The Obama administration has used the social cost of carbon for years to illustrate the benefits of its signature regulatory efforts, such as its rule requiring the auto industry to increase fuel economy standards. But agencies have stopped there, failing to use this essential educational and informational tool to disclose the climate stakes involved as they go about the rest of their business.
Take the Bureau of Land Management as an example. BLM has "leased"—or, in other words, sold on the cheap—more than two billion tons of the public's coal to private interests in Wyoming and Montana during President Obama's tenure. But the agency has done almost nothing to consider and disclose to the public the very real consequences that mining and burning two billion tons of coal will have on the planet.
Putting the estimated damage from added carbon pollution into dollars and cents provides an easy metric for agencies and the public to understand. Learning that the economic return of selling coal may be more than offset by the social cost of coal's carbon pollution might provide a wake-up call for decision-makers.
After all, the estimated climate damages caused by burning just a million tons of coal could top $100 million.
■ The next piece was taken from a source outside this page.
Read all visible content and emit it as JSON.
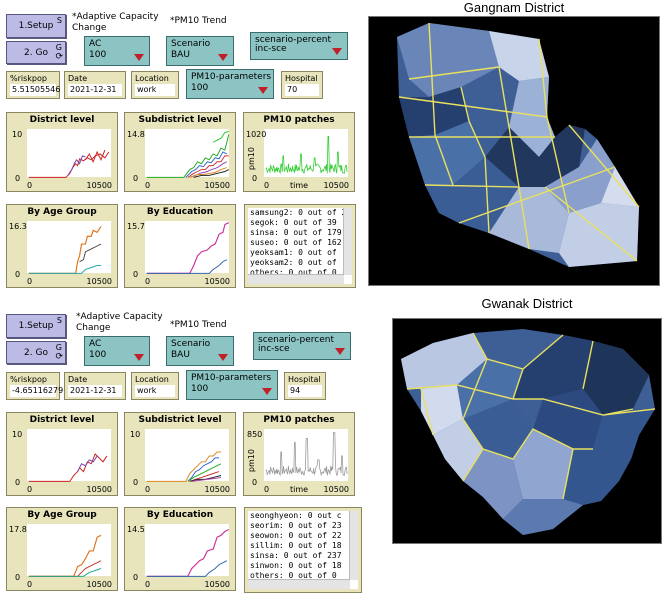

The damages from climate pollution are never zero. Yet zero is the value that federal agencies assume in practice as they approve carbon-polluting activities on a daily basis without any accounting for the cost of carbon. With little sense of the seriousness of the risks their actions pose, agency officials naturally have little sense of the urgency to reduce those risks. Nor is the public informed of those risks.
The administration should return to the climate policy President Obama established by executive order in his very first year: "Federal agencies must lead by example."
It should be standard procedure for the federal government to disclose and pay real attention to the costs of carbon pollution of all of their actions—before the costs to everyone on Earth become unbearably high.